You can only read this link if you subscribe to the National Catholic Register. …

But basically the idea is that since divorce splits a single household into 2 households (2 houses, 2 furnaces, 2 dishwashers, double the lightbulbs, etc.) that it more than wipes out any gains you might make by using hi-efficiency lightbulbs and recycling and not flushing the toilet except once a week and stuff like that.
“If you have two parents and five children in a room, they’re all getting the same benefit from one light bulb, one TV, the heating system in the house,” Liu said. “When a divorce occurs, at least two of all those things are needed for the same people.”
But don’t expect those thousands of global warming websites and brochures to begin adding “avoid divorce” or “take marriage seriously” to the lists that say “ride a bike,” “drive a hybrid car” or “use energy efficient light bulbs.”
“People doing research on environmental issues are very surprised by this, and they don’t realize the connection between divorce and the environment,” Liu said. “Even people who care very deeply about the environment don’t make this connection.”
 
hmmm… Maggie Gallagher, president of the Washington-based Institute for Marriage and Public Policy, makes some good observations:

article said:
“The logic of the study suggests that divorced fathers would help the environment by abandoning their children, rather than driving across town to see them,” she said. “It would suggest that unmarried couples are better to live together rather than to date and maintain separate households.
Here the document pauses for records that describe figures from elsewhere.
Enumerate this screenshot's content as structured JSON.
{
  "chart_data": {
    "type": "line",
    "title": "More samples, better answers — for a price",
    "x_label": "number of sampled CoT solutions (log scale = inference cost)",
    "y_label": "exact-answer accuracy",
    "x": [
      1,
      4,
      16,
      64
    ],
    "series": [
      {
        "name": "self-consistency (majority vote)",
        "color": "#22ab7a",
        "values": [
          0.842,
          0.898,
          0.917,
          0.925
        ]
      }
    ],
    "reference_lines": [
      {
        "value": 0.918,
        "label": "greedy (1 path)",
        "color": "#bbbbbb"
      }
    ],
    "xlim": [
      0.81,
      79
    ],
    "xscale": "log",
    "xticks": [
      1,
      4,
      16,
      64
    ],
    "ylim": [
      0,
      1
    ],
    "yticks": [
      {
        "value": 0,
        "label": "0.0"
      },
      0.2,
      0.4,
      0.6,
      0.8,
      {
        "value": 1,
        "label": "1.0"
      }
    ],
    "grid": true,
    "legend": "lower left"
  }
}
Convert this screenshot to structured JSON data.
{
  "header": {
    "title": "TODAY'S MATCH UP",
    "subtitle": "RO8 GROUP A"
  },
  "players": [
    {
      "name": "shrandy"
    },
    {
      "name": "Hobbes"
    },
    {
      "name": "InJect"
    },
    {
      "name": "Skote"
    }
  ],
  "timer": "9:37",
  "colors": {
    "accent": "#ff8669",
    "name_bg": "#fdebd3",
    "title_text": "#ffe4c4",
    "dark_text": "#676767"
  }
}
To endorse this study I’d have to endorse the underlying assumption that we should define the problem of global warming as anything that increases the number of people or houses on the planet.”
 
This is no surprise to me. I do residential land development. I forget the precise statistics, but the ratio of urbanized area per capita has zoomed ENORMOUSLY in the past 30 years. Divorce is one of the primary reasons.

30 years ago, the typical American family had 4-5 people and occupied a 1,500 to 1,800 SF home on 1/5 to 1/4 acre of land (new home sales). Now you have 2-3 people on average living in 2,300 to 3,000 SF homes on 1/4 to 1/3 acre lots (today’s new home sales).

This sure isn’t energy efficiency progress.